According to official data, micro and small enterprises (MSEs) have filed over 2.31 lakh complaints since October 2017 to recover a total of Rs 50,359 crore in unpaid dues from buyers. This marks a 20 per cent increase from Rs 41,900 crore recorded in March last year, highlighting the persistent issue of delayed payments despite government interventions.
The Niti Aayog report pointed out that these receivable delays force MSMEs to rely on informal finance sources, often at exorbitant interest rates ranging from 30 to 60 per cent. Such dependence not only raises operational costs but also curtails investments in innovation, skill development, and technological upgrades—essential elements for enhancing competitiveness.
“Delayed payments severely undermine the financial planning and growth capacity of MSMEs,” the report noted, adding that this issue persists despite the formalisation drive initiated by the Udyam Registration Portal. While the portal has facilitated the registration of nearly 95 lakh enterprises, allowing them access to formal credit mechanisms, the continued prevalence of delayed payments erodes these benefits.

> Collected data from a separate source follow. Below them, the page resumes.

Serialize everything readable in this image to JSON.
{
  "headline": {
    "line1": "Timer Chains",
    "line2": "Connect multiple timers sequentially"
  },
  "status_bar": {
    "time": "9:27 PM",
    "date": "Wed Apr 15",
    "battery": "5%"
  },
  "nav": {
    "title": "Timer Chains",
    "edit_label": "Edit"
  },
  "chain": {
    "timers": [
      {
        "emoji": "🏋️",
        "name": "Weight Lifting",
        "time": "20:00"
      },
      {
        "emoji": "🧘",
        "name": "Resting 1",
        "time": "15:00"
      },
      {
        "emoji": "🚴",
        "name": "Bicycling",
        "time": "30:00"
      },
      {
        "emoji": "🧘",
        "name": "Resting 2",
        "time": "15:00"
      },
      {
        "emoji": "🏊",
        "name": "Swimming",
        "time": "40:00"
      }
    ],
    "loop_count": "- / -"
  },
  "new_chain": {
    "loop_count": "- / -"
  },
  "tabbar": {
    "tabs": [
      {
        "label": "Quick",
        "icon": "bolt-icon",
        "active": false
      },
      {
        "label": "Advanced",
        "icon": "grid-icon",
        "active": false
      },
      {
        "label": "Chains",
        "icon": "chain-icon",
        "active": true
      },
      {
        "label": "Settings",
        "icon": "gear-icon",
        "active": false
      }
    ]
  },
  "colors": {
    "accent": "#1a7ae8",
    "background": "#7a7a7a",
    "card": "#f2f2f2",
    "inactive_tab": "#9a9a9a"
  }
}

To address the issue, the report recommended stronger enforcement of the MSMED Act provisions, which mandate payment within 45 days. It also suggests incentivising early payments by large enterprises and introducing digital solutions that offer transparency in invoice clearance timelines. Integrating MSME receivables into the Trade Receivables Discounting System (TReDS) and encouraging its broader adoption across sectors could also improve cash flows significantly.
“India must take a zero-tolerance approach towards delayed payments,” the report argued, advocating for a multi-stakeholder push involving financial institutions, large corporations and the government.
The report also examined broader competitiveness factors such as access to finance, technology adoption, skill development, and market linkages. It reveals that despite MSMEs contributing 29.2 per cent to GDP, 36.2 per cent to manufacturing output, and 45 per cent to exports, they remain hindered by structural inefficiencies—chief among them being payment delays.
The report added that around 81 per cent of MSMEs operate as proprietorships and about 80 per cent fall under the micro-enterprise category, which makes them particularly vulnerable to cash flow disruptions. Formal financial institutions continue to perceive MSMEs as high-risk due to their informal practices, thin credit history, and lack of documentation.
It stated that the credit shortfall forces reliance on unregulated moneylenders, which, in turn, perpetuates informality and limits formal sector integration. The report proposed reforms, including bringing the Credit Guarantee Fund Trust for Micro and Small Enterprises (CGTMSE) under tighter regulatory oversight and expanding SIDBI’s role to support Non-Banking Financial Companies (NBFCs) for better last-mile credit delivery.
It also noted leveraging digital tools to improve receivables tracking, real-time monitoring, and predictive risk assessment. Coupled with targeted policy interventions, these tools can potentially mitigate the adverse effects of delayed payments.